Она посмотрела в окно и увидела, что они летят.
– Знаете… – она немного помолчала и, опустив глаза, сказала: – Спасибо вам, Игорь.
– За что? Я вроде ничего не сде…
Алиса не дала ему договорить.
– Я страшно боялась, – тихо сказала она, – а вы меня отвлекли. Самолёты разбиваются на каждом шагу, – в общем, вечно с ними что-то происходит. Это мой первый в жизни полёт. До ужаса страшно, – выдохнула Алиса.
– Вот это да. Поздравляю с почином.

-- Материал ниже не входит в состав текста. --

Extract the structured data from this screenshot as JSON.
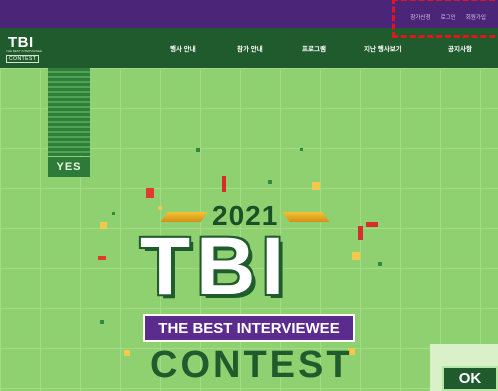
{
  "utility": {
    "links": [
      "참가신청",
      "로그인",
      "회원가입"
    ]
  },
  "logo": {
    "text": "TBI",
    "tagline": "THE BEST INTERVIEWEE",
    "subtext": "CONTEST"
  },
  "nav": {
    "items": [
      "행사 안내",
      "참가 안내",
      "프로그램",
      "지난 행사보기",
      "공지사항"
    ]
  },
  "hero": {
    "year": "2021",
    "title": "TBI",
    "banner": "THE BEST INTERVIEWEE",
    "contest": "CONTEST"
  },
  "buttons": {
    "yes": "YES",
    "ok": "OK"
  },
  "colors": {
    "purple": "#4b2577",
    "nav_green": "#1f5b2c",
    "bg_green": "#8fd070",
    "red_dashed": "#e3141b"
  }
}
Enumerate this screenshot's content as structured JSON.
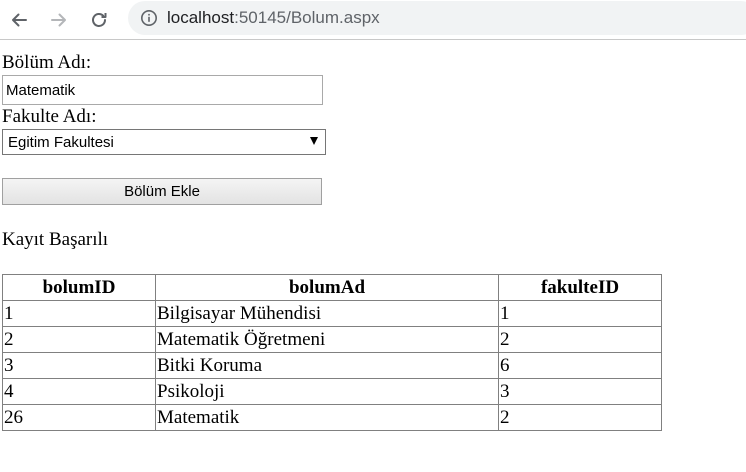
{
  "browser": {
    "url_host": "localhost",
    "url_rest": ":50145/Bolum.aspx"
  },
  "form": {
    "bolum_label": "Bölüm Adı:",
    "bolum_value": "Matematik",
    "fakulte_label": "Fakulte Adı:",
    "fakulte_selected": "Egitim Fakultesi",
    "submit_label": "Bölüm Ekle",
    "status": "Kayıt Başarılı"
  },
  "table": {
    "headers": [
      "bolumID",
      "bolumAd",
      "fakulteID"
    ],
    "rows": [
      [
        "1",
        "Bilgisayar Mühendisi",
        "1"
      ],
      [
        "2",
        "Matematik Öğretmeni",
        "2"
      ],
      [
        "3",
        "Bitki Koruma",
        "6"
      ],
      [
        "4",
        "Psikoloji",
        "3"
      ],
      [
        "26",
        "Matematik",
        "2"
      ]
    ]
  }
}
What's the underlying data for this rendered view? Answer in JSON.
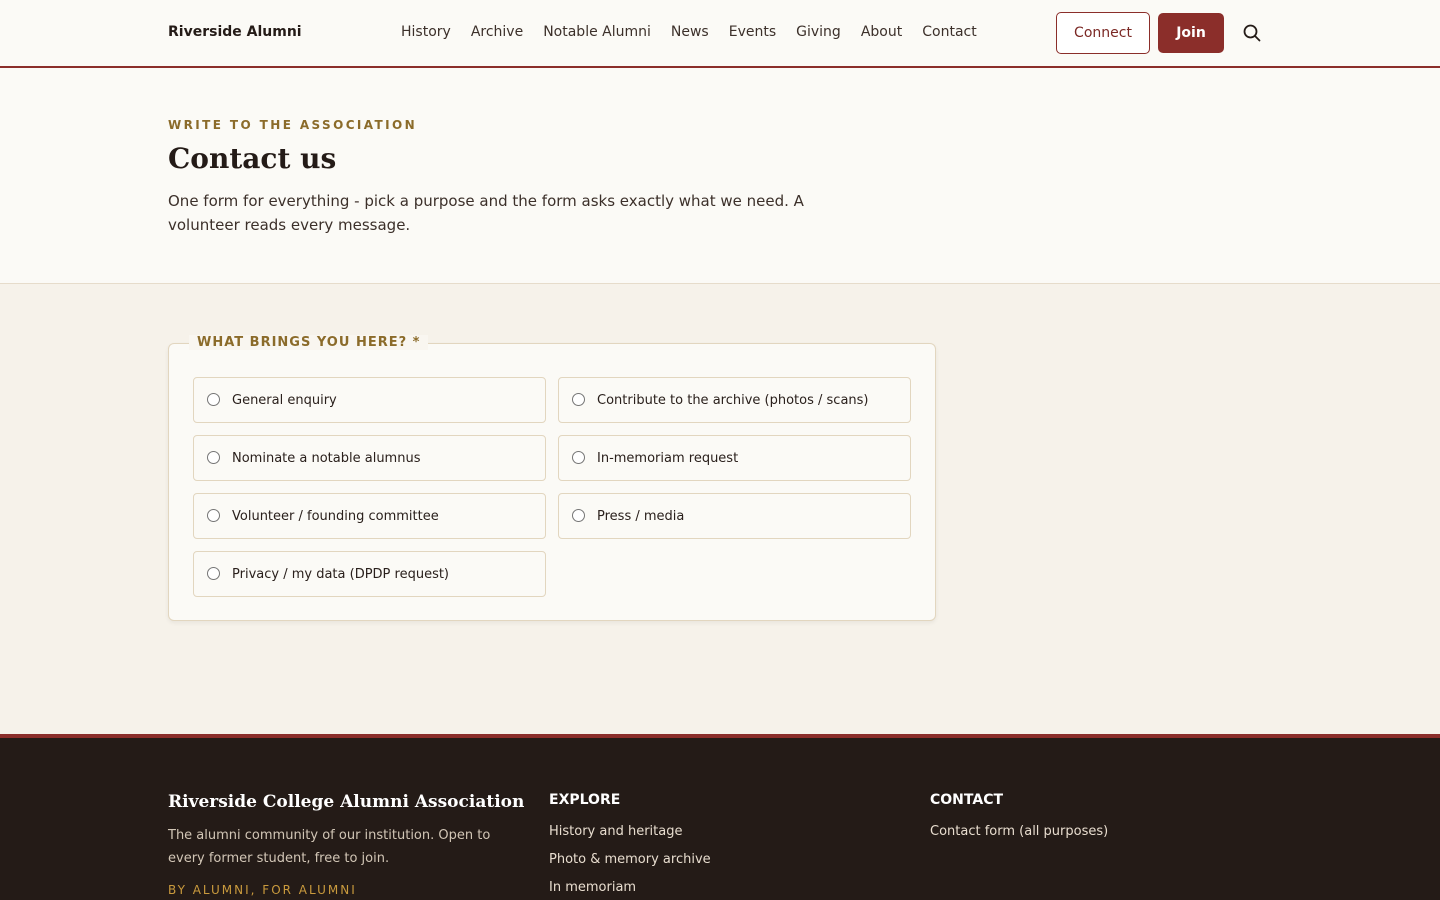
{
  "header": {
    "brand": "Riverside Alumni",
    "nav": [
      "History",
      "Archive",
      "Notable Alumni",
      "News",
      "Events",
      "Giving",
      "About",
      "Contact"
    ],
    "connect_label": "Connect",
    "join_label": "Join"
  },
  "hero": {
    "eyebrow": "WRITE TO THE ASSOCIATION",
    "title": "Contact us",
    "intro": "One form for everything - pick a purpose and the form asks exactly what we need. A volunteer reads every message."
  },
  "form": {
    "legend": "WHAT BRINGS YOU HERE? *",
    "options": [
      "General enquiry",
      "Contribute to the archive (photos / scans)",
      "Nominate a notable alumnus",
      "In-memoriam request",
      "Volunteer / founding committee",
      "Press / media",
      "Privacy / my data (DPDP request)"
    ],
    "selected": null
  },
  "footer": {
    "org_name": "Riverside College Alumni Association",
    "description": "The alumni community of our institution. Open to every former student, free to join.",
    "tagline": "BY ALUMNI, FOR ALUMNI",
    "explore": {
      "heading": "EXPLORE",
      "links": [
        "History and heritage",
        "Photo & memory archive",
        "In memoriam"
      ]
    },
    "contact": {
      "heading": "CONTACT",
      "links": [
        "Contact form (all purposes)"
      ]
    }
  },
  "colors": {
    "accent": "#8b2e2a",
    "gold": "#8b6b2a",
    "footer_bg": "#241b17",
    "page_bg": "#fbfaf6",
    "form_bg": "#f6f2ea"
  },
  "icons": [
    "search-icon"
  ]
}
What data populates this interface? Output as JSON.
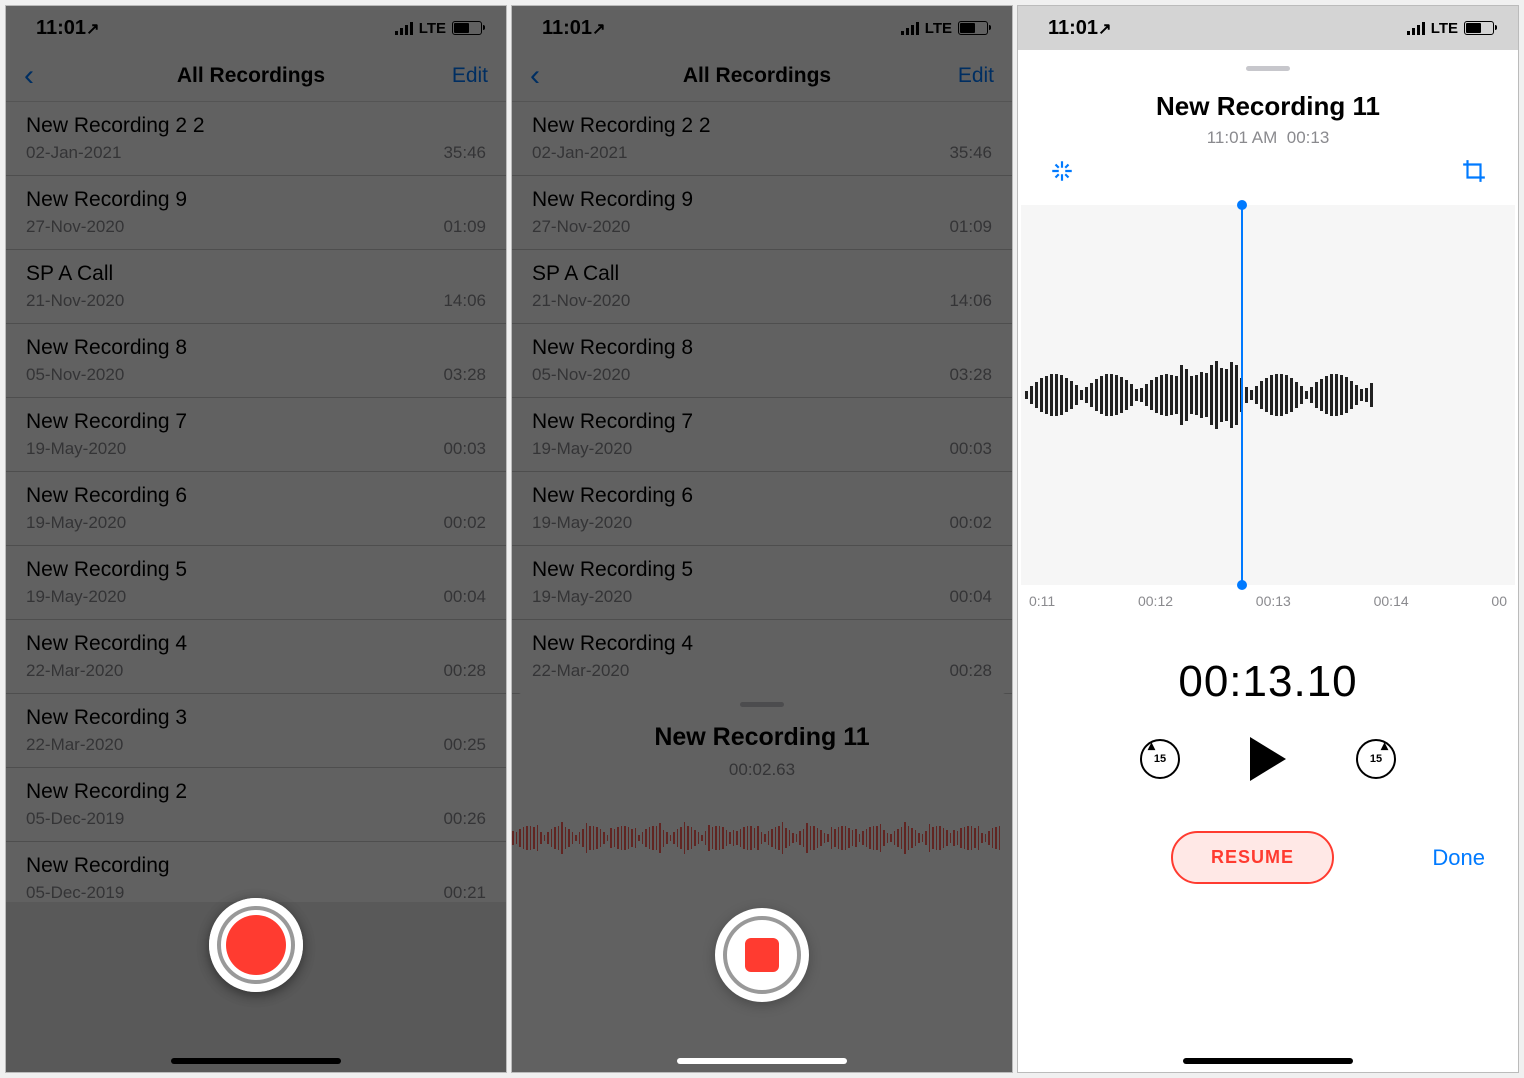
{
  "statusBar": {
    "time": "11:01",
    "carrier": "LTE"
  },
  "panel1": {
    "navTitle": "All Recordings",
    "editLabel": "Edit",
    "recordings": [
      {
        "name": "New Recording 2 2",
        "date": "02-Jan-2021",
        "duration": "35:46"
      },
      {
        "name": "New Recording 9",
        "date": "27-Nov-2020",
        "duration": "01:09"
      },
      {
        "name": "SP A Call",
        "date": "21-Nov-2020",
        "duration": "14:06"
      },
      {
        "name": "New Recording 8",
        "date": "05-Nov-2020",
        "duration": "03:28"
      },
      {
        "name": "New Recording 7",
        "date": "19-May-2020",
        "duration": "00:03"
      },
      {
        "name": "New Recording 6",
        "date": "19-May-2020",
        "duration": "00:02"
      },
      {
        "name": "New Recording 5",
        "date": "19-May-2020",
        "duration": "00:04"
      },
      {
        "name": "New Recording 4",
        "date": "22-Mar-2020",
        "duration": "00:28"
      },
      {
        "name": "New Recording 3",
        "date": "22-Mar-2020",
        "duration": "00:25"
      },
      {
        "name": "New Recording 2",
        "date": "05-Dec-2019",
        "duration": "00:26"
      },
      {
        "name": "New Recording",
        "date": "05-Dec-2019",
        "duration": "00:21"
      }
    ]
  },
  "panel2": {
    "navTitle": "All Recordings",
    "editLabel": "Edit",
    "sheetTitle": "New Recording 11",
    "sheetTime": "00:02.63"
  },
  "panel3": {
    "title": "New Recording 11",
    "subTime": "11:01 AM",
    "subDuration": "00:13",
    "ruler": [
      "0:11",
      "00:12",
      "00:13",
      "00:14",
      "00"
    ],
    "bigTime": "00:13.10",
    "skipSeconds": "15",
    "resumeLabel": "RESUME",
    "doneLabel": "Done"
  }
}
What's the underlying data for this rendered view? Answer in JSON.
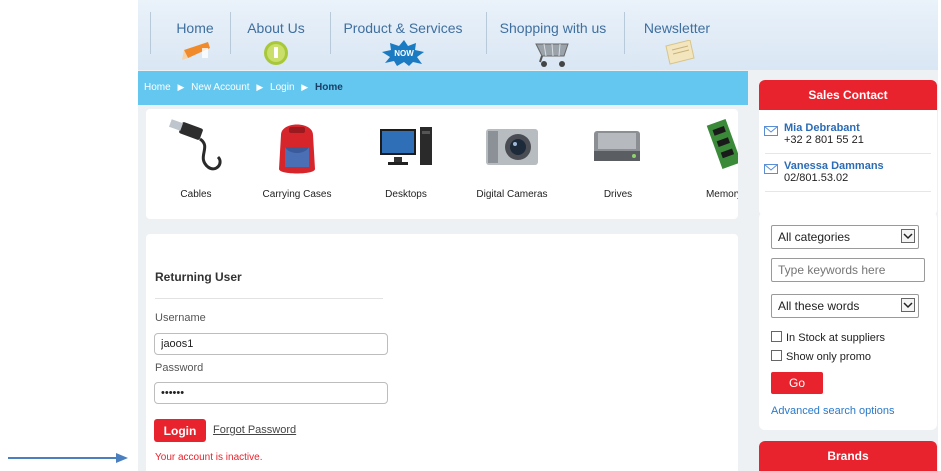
{
  "nav": {
    "items": [
      {
        "label": "Home"
      },
      {
        "label": "About Us"
      },
      {
        "label": "Product & Services"
      },
      {
        "label": "Shopping with us"
      },
      {
        "label": "Newsletter"
      }
    ],
    "badge_now": "NOW"
  },
  "breadcrumb": {
    "items": [
      "Home",
      "New Account",
      "Login"
    ],
    "current": "Home"
  },
  "categories": [
    {
      "label": "Cables",
      "icon": "cable-icon"
    },
    {
      "label": "Carrying Cases",
      "icon": "backpack-icon"
    },
    {
      "label": "Desktops",
      "icon": "desktop-computer-icon"
    },
    {
      "label": "Digital Cameras",
      "icon": "camera-icon"
    },
    {
      "label": "Drives",
      "icon": "hard-drive-icon"
    },
    {
      "label": "Memory",
      "icon": "memory-module-icon"
    }
  ],
  "login": {
    "heading": "Returning User",
    "username_label": "Username",
    "username_value": "jaoos1",
    "password_label": "Password",
    "password_value": "••••••",
    "login_button": "Login",
    "forgot_link": "Forgot Password",
    "error_message": "Your account is inactive."
  },
  "sales_contact": {
    "title": "Sales Contact",
    "contacts": [
      {
        "name": "Mia Debrabant",
        "phone": "+32 2 801 55 21"
      },
      {
        "name": "Vanessa Dammans",
        "phone": "02/801.53.02"
      }
    ]
  },
  "search": {
    "category_select": "All categories",
    "keywords_placeholder": "Type keywords here",
    "match_select": "All these words",
    "in_stock_label": "In Stock at suppliers",
    "promo_label": "Show only promo",
    "go_button": "Go",
    "advanced_link": "Advanced search options"
  },
  "brands": {
    "title": "Brands"
  },
  "colors": {
    "accent_red": "#e8232d",
    "breadcrumb_bar": "#63c7ef",
    "link_blue": "#2b6cb5",
    "arrow_blue": "#4a7fc0"
  }
}
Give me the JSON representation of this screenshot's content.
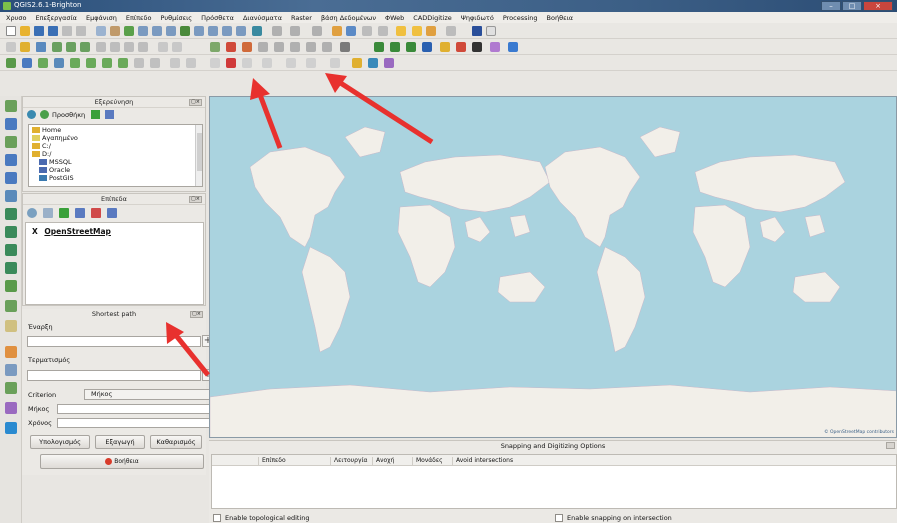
{
  "window": {
    "title": "QGIS2.6.1-Brighton"
  },
  "menubar": [
    "Χρυσο",
    "Επεξεργασία",
    "Εμφάνιση",
    "Επίπεδο",
    "Ρυθμίσεις",
    "Πρόσθετα",
    "Διανύσματα",
    "Raster",
    "βάση Δεδομένων",
    "ΦWeb",
    "CADDigitize",
    "Ψηφιδωτό",
    "Processing",
    "Βοήθεια"
  ],
  "browser_panel": {
    "title": "Εξερεύνηση",
    "add_label": "Προσθήκη",
    "tree": [
      "Home",
      "Αγαπημένο",
      "C:/",
      "D:/",
      "MSSQL",
      "Oracle",
      "PostGIS"
    ]
  },
  "layers_panel": {
    "title": "Επίπεδα",
    "layers": [
      {
        "name": "OpenStreetMap"
      }
    ]
  },
  "shortest_path_panel": {
    "title": "Shortest path",
    "start_label": "Έναρξη",
    "stop_label": "Τερματισμός",
    "criterion_label": "Criterion",
    "criterion_value": "Μήκος",
    "length_label": "Μήκος",
    "time_label": "Χρόνος",
    "calculate_label": "Υπολογισμός",
    "export_label": "Εξαγωγή",
    "clear_label": "Καθαρισμός",
    "help_label": "Βοήθεια"
  },
  "map": {
    "attribution": "© OpenStreetMap contributors"
  },
  "snapping_panel": {
    "title": "Snapping and Digitizing Options",
    "columns": [
      "Επίπεδο",
      "Λειτουργία",
      "Ανοχή",
      "Μονάδες",
      "Avoid intersections"
    ],
    "enable_topological_label": "Enable topological editing",
    "enable_snapping_intersection_label": "Enable snapping on intersection"
  },
  "colors": {
    "ocean": "#aad3df",
    "land": "#f2efe9",
    "arrow": "#e8312e",
    "titlebar": "#2a4f7a"
  }
}
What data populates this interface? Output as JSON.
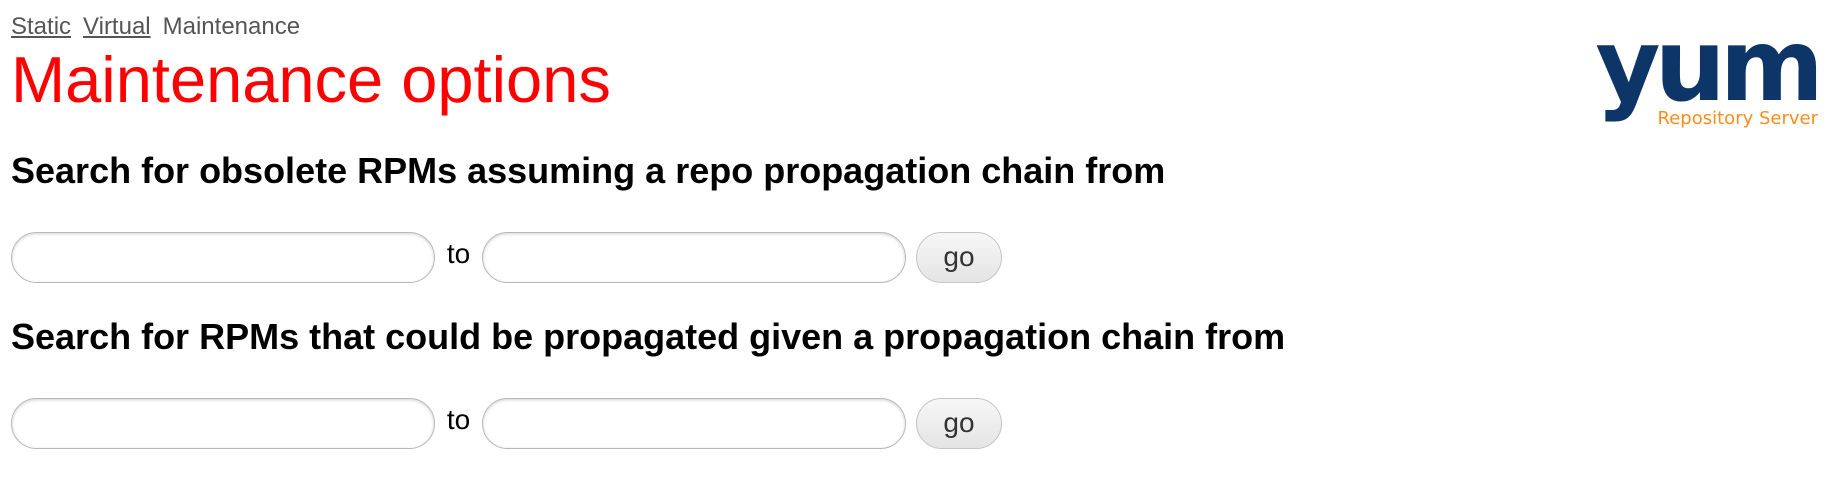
{
  "nav": {
    "links": [
      "Static",
      "Virtual"
    ],
    "current": "Maintenance"
  },
  "page_title": "Maintenance options",
  "logo": {
    "wordmark": "yum",
    "tagline": "Repository Server",
    "colors": {
      "wordmark": "#0e3568",
      "tagline": "#ff8c1a"
    }
  },
  "sections": [
    {
      "heading": "Search for obsolete RPMs assuming a repo propagation chain from",
      "from_value": "",
      "to_label": "to",
      "to_value": "",
      "button_label": "go"
    },
    {
      "heading": "Search for RPMs that could be propagated given a propagation chain from",
      "from_value": "",
      "to_label": "to",
      "to_value": "",
      "button_label": "go"
    }
  ],
  "colors": {
    "title": "#ff0000",
    "nav_text": "#555555"
  }
}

Не может быть, чтобы ни разу не летали. Смеётесь надо мной?
– Признаться, мне совсем не до смеха…
Теперь Игорь торопился ей ответить, прервав объяснение девушки, почему-то хотелось её убедить перестать предвзято относиться к воздушным путешествиям.
– Понимаете, плохие новости гораздо дороже стоят. Разве вы не замечали, сколько всего плохого нам рассказывают по телевидению, по радио, в том числе и про авиакатастрофы?
– Прекрасно обхожусь без ящика.
– Откуда ж тогда страх?
Она, растягивая слова:
– Не зна-а-аю… Может, это моё когнитивное искажение?
– Что-о-о? Выходит, лететь на самолёте – это ваша иллюзорная корреляция? Наверное, скорее даже иллюзия асимметричной проницательности.
– А нельзя без особых терминов? Я ж стараюсь выражаться понятно. Давайте на обычном русском говорить. Ладно?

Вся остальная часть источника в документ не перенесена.